I'm trying to implement an octree, and for that, I need a fast AABB-ray intersection algorithm. After some searching, I came across this paper that seemed to offer that. From the source code, available here, I translated the pluecker_cls_cff
function to C# as this:
public bool Intersect_2(ref RayPluecker r)
{
switch (r.Classification)
{
// 7 same-ish cases snipped
case Classification.PPP:
return !((r.Position.X > this.Max.X) || (r.Position.Y > this.Max.Y) || (r.Position.Z > this.Max.Z) ||
(r.PlueckerCoefficient.X + r.Direction.X * this.Max.Y - r.Direction.Y * this.Min.X < 0) ||
(r.PlueckerCoefficient.X + r.Direction.X * this.Min.Y - r.Direction.Y * this.Max.X > 0) ||
(r.PlueckerCoefficient.Y + r.Direction.X * this.Min.Z - r.Direction.Z * this.Max.X > 0) ||
(r.PlueckerCoefficient.Y + r.Direction.X * this.Max.Z - r.Direction.Z * this.Min.X < 0) ||
(r.PlueckerCoefficient.Z - r.Direction.Z * this.Min.Y + r.Direction.Y * this.Max.Z < 0) ||
(r.PlueckerCoefficient.Z - r.Direction.Z * this.Max.Y + r.Direction.Y * this.Min.Z > 0));
}
return false;
}
This seems to work fine, but it seemed fairly slow to me (250ms to do 10 million intersects) so I tried some micro-benchmarking with different varieties.

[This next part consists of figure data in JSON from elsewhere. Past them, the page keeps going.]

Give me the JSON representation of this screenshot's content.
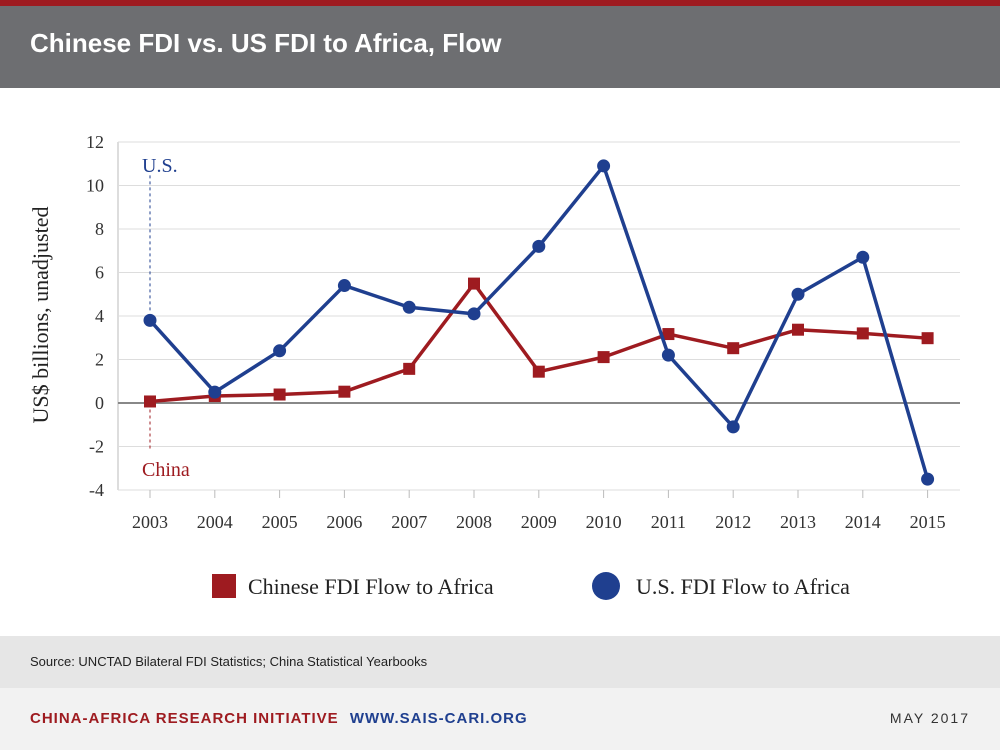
{
  "header": {
    "title": "Chinese FDI vs. US FDI to Africa, Flow"
  },
  "source": "Source: UNCTAD Bilateral FDI Statistics; China Statistical Yearbooks",
  "footer": {
    "org": "CHINA-AFRICA RESEARCH INITIATIVE",
    "site": "WWW.SAIS-CARI.ORG",
    "date": "MAY 2017"
  },
  "colors": {
    "china": "#9e1b20",
    "us": "#1f3f8f",
    "header_bg": "#6d6e71",
    "grid": "#dddddd",
    "zero_line": "#888888"
  },
  "chart_data": {
    "type": "line",
    "title": "Chinese FDI vs. US FDI to Africa, Flow",
    "ylabel": "US$ billions, unadjusted",
    "xlabel": "",
    "categories": [
      "2003",
      "2004",
      "2005",
      "2006",
      "2007",
      "2008",
      "2009",
      "2010",
      "2011",
      "2012",
      "2013",
      "2014",
      "2015"
    ],
    "yticks": [
      -4,
      -2,
      0,
      2,
      4,
      6,
      8,
      10,
      12
    ],
    "ylim": [
      -4,
      12
    ],
    "grid": true,
    "legend_position": "bottom",
    "series": [
      {
        "name": "Chinese FDI Flow to Africa",
        "marker": "square",
        "color": "#9e1b20",
        "annotation": "China",
        "values": [
          0.07,
          0.32,
          0.39,
          0.52,
          1.57,
          5.49,
          1.44,
          2.11,
          3.17,
          2.52,
          3.37,
          3.2,
          2.98
        ]
      },
      {
        "name": "U.S. FDI Flow to Africa",
        "marker": "circle",
        "color": "#1f3f8f",
        "annotation": "U.S.",
        "values": [
          3.8,
          0.5,
          2.4,
          5.4,
          4.4,
          4.1,
          7.2,
          10.9,
          2.2,
          -1.1,
          5.0,
          6.7,
          -3.5
        ]
      }
    ]
  }
}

In one, I removed the negation that is right after the return
statement and reversed all comparisons (>
to <
and visa versa).
It's now:
case Classification.PPP:
return ((r.Position.X < this.Max.X) || (r.Position.Y < this.Max.Y) || (r.Position.Z < this.Max.Z) ||
(r.PlueckerCoefficient.X + r.Direction.X * this.Max.Y - r.Direction.Y * this.Min.X > 0) ||
(r.PlueckerCoefficient.X + r.Direction.X * this.Min.Y - r.Direction.Y * this.Max.X < 0) ||
(r.PlueckerCoefficient.Y + r.Direction.X * this.Min.Z - r.Direction.Z * this.Max.X < 0) ||
(r.PlueckerCoefficient.Y + r.Direction.X * this.Max.Z - r.Direction.Z * this.Min.X > 0) ||
(r.PlueckerCoefficient.Z - r.Direction.Z * this.Min.Y + r.Direction.Y * this.Max.Z > 0) ||
(r.PlueckerCoefficient.Z - r.Direction.Z * this.Max.Y + r.Direction.Y * this.Min.Z < 0));
This should give the same result, right? It seemed so, as it returns the same results as the negated version with a couple of test cases. However, in the benchmark, it was 5x faster (50ms to do 10 million intersects)! I'm sure it wasn't being optimized out, my benchmark looks like this:
for (int i = 0; i < 10000000; i++)
{
if (!box.Intersect_3(ref ray))
{
throw new Exception();
}
}
What can explain this huge difference? I'm running .NET 4.0 on x86.